Wukan elects its new committee
Updated: 2012-03-04 08:43
By Qiu Quanlin (China Daily)
GUANGzhou / BEIJING - Thousands of people in a village in South China's Guangdong province went to polls on Saturday to elect a new village committee, several months after staging massive protests over illegal land sales and other issues.
The voting was the last of a three-phase election that selected an 11-member election committee and 109 village representatives in February.
The village committee included a chief, two deputy chiefs and four committee members, according to Xinhua News Agency.
Based on the election results, Lin Zulian, who has a high profile for his lead role in raising the village's issues and handling its affairs, was elected the village chief, the election committee announced.

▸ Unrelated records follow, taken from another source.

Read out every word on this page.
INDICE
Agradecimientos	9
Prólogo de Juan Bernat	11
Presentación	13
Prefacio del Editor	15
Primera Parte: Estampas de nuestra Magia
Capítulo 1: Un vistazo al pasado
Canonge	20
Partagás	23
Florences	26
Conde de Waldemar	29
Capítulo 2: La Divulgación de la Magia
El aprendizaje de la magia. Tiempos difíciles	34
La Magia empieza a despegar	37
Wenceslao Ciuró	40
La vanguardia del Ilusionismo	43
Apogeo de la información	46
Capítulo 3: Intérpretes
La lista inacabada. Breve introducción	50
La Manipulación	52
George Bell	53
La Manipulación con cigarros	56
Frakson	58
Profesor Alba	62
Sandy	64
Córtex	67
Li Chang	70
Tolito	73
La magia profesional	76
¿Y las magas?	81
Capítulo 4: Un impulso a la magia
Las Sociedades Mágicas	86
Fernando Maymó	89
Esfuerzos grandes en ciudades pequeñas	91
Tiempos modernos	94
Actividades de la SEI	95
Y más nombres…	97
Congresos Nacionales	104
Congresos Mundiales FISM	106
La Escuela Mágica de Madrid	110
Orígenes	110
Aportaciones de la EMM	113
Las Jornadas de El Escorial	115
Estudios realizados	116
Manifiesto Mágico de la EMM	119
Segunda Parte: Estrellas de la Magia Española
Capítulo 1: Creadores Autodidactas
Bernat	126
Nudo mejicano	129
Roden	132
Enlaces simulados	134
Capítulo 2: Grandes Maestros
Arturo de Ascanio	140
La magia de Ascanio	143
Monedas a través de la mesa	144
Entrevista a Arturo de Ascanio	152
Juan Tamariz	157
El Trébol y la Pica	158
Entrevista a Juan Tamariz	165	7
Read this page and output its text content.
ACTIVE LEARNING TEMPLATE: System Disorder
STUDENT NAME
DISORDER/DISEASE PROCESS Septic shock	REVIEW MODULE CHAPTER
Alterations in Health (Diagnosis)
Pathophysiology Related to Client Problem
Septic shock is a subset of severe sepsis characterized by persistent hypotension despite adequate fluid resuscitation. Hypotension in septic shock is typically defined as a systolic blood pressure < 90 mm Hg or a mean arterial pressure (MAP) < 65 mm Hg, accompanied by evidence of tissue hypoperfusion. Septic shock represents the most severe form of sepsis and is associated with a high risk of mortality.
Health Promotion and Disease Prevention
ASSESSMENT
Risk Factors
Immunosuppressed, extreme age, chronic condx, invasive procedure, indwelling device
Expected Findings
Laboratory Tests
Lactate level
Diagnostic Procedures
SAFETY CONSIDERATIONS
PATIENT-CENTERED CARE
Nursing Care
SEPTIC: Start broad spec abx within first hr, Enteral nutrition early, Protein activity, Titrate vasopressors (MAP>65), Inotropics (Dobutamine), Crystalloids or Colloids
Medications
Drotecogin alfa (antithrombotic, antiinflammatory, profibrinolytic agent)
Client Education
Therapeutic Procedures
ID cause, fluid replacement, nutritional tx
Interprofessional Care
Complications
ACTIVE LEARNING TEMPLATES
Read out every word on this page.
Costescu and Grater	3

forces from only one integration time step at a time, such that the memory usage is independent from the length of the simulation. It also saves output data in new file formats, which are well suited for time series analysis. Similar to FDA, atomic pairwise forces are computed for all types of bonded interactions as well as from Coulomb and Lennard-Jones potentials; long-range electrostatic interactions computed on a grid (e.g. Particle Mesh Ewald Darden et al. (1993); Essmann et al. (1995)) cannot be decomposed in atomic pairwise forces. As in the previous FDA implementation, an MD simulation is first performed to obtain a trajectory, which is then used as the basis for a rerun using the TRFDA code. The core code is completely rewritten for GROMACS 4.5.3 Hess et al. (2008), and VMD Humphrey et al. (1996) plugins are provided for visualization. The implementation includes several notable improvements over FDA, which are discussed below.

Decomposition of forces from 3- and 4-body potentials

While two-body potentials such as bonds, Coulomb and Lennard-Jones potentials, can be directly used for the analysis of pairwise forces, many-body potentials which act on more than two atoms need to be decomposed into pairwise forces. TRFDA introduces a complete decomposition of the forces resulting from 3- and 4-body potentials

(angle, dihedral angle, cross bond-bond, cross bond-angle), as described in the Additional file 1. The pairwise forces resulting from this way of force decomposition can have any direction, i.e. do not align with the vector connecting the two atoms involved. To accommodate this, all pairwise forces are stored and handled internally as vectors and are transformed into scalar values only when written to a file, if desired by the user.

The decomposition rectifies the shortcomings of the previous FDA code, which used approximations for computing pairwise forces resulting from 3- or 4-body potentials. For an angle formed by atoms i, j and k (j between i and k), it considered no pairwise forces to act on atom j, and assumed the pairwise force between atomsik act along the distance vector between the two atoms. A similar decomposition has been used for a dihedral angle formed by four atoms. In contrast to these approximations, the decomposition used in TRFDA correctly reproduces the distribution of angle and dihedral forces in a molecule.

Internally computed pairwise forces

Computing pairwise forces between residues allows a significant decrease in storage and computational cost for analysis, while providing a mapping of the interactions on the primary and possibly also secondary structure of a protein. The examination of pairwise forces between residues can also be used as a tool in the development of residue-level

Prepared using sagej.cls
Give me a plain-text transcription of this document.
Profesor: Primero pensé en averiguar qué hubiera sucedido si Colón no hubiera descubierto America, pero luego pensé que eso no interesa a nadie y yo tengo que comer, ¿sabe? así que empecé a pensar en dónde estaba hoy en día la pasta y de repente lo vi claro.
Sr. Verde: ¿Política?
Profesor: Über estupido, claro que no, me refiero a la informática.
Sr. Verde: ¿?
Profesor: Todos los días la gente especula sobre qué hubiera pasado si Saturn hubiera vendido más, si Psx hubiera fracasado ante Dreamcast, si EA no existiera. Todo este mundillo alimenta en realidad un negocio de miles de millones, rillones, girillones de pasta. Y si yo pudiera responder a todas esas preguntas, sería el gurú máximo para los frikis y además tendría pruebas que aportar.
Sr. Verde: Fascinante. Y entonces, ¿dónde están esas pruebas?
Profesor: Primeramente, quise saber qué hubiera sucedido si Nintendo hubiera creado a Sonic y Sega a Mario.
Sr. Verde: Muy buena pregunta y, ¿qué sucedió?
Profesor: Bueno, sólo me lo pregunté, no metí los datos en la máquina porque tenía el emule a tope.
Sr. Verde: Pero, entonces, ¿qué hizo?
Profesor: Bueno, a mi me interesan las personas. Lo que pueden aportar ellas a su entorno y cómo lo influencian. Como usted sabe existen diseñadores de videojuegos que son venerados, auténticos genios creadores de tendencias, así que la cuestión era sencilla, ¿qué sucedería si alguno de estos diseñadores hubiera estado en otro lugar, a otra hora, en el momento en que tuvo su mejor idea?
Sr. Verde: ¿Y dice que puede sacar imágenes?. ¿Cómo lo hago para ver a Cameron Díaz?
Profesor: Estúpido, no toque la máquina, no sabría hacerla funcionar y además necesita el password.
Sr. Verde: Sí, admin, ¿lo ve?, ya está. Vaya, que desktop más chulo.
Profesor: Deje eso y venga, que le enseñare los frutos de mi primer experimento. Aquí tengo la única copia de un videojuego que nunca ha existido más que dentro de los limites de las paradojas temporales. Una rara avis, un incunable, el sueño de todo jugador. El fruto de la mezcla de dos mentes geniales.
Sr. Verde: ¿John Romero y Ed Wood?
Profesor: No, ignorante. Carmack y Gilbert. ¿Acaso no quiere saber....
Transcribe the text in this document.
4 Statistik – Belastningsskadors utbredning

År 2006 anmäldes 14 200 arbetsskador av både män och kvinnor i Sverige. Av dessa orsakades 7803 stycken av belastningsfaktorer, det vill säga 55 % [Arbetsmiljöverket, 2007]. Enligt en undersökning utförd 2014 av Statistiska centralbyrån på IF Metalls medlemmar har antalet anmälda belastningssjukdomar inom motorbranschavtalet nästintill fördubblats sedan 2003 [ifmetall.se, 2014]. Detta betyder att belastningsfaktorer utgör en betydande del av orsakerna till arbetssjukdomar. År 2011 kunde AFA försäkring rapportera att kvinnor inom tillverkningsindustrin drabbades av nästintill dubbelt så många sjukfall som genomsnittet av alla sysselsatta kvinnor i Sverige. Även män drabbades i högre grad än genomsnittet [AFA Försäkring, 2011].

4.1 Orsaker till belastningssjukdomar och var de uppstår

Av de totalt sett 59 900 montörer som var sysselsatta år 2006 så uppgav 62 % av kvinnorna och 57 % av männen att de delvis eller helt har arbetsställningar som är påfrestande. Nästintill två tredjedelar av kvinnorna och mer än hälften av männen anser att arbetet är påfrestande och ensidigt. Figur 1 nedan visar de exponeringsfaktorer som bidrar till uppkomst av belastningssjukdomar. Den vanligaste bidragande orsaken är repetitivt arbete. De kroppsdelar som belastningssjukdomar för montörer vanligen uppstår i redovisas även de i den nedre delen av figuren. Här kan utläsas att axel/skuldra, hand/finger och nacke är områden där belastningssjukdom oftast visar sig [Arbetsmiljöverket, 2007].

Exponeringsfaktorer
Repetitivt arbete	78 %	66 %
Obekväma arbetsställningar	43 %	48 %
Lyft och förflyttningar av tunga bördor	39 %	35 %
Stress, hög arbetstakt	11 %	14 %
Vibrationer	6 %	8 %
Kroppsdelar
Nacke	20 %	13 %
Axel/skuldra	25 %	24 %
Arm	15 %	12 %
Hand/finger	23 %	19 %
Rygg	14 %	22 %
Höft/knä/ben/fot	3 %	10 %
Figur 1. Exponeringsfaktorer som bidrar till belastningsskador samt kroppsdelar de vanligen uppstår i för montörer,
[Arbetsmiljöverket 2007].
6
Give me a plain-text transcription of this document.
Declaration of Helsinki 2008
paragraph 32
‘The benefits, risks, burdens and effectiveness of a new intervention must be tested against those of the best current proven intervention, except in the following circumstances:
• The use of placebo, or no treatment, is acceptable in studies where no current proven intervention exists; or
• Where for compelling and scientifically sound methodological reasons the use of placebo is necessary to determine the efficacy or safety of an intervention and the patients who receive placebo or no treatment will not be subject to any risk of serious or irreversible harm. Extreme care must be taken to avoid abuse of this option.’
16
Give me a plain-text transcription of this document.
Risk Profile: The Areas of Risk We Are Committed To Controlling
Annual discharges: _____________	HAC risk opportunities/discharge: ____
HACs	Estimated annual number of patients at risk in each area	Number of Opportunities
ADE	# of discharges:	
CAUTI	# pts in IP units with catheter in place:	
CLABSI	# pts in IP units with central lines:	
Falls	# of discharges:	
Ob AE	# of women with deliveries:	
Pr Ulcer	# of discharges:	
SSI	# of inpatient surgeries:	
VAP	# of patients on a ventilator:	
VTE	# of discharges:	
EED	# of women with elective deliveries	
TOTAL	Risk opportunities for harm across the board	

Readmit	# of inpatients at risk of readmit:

A 50-percent turnout is required to validate the voting, and winning candidates must have at least half the votes.
"The voting is an open and fair procedure. We do hope the winners will lead us to a bright future," Yang Jinlu, a local villager, was quoted as saying by the Nanfang Daily.
Villagers' complaints about land use, finances and the elections of the village leaders in Wukan have escalated since September last year, prompting local residents to hold sometimes violent demonstrations for months.
Li Bingji, a deputy of the National People's Congress, is a native of Wukan. He did not comment on the election on Saturday.
Li is also chairman of Guangdong Richvast Group, which bought some 300,000 square meters of land in the village in the 1990s.
However, initial investigations by the Guangdong authorities in December said the company did not pay adequate compensation to the farmers in the land deals.
"We own the land use certificate after signing the deal with the former village committee. But now, we will return some land that had not been developed to the farmers and pay up the defaulted money," he said.
Du Huizhen, a journalism teacher with Guangdong University of Foreign Studies, said the election in Wukan village is of great importance to boosting the country's grassroots democracy.
"Villagers have attached great importance to details in the election procedure, which is rarely seen in China's grassroots election," Du told China Daily.
Regarding grassroots democracy, Du said he has high expectations beyond the election in Wukan.
"Farmers are often seen as a vulnerable group in grassroots democracy as they lack higher education background.
Only when such prejudices are eliminated can they really govern their village affairs."
Wang Yang, party chief of Guangdong, has pledged to improve management and organization in villages across the province.
The unrest in Wukan was not eased until December when provincial authorities sent an investigation team into the village and officials held direct talks with villagers, promising a "fair and open" investigation.
"The investigation is not only aimed at diffusing the standoff between villagers and the government, but to provide an example for us in terms of regulating grassroots democracy," Wang said at a Guangdong provincial Party session in February.
The province will work out a designated plan to improve village-level organization and management and better solve key issues related to the villagers' interests this year.
"The plan will be based on analysis of the Wukan case," Wang said.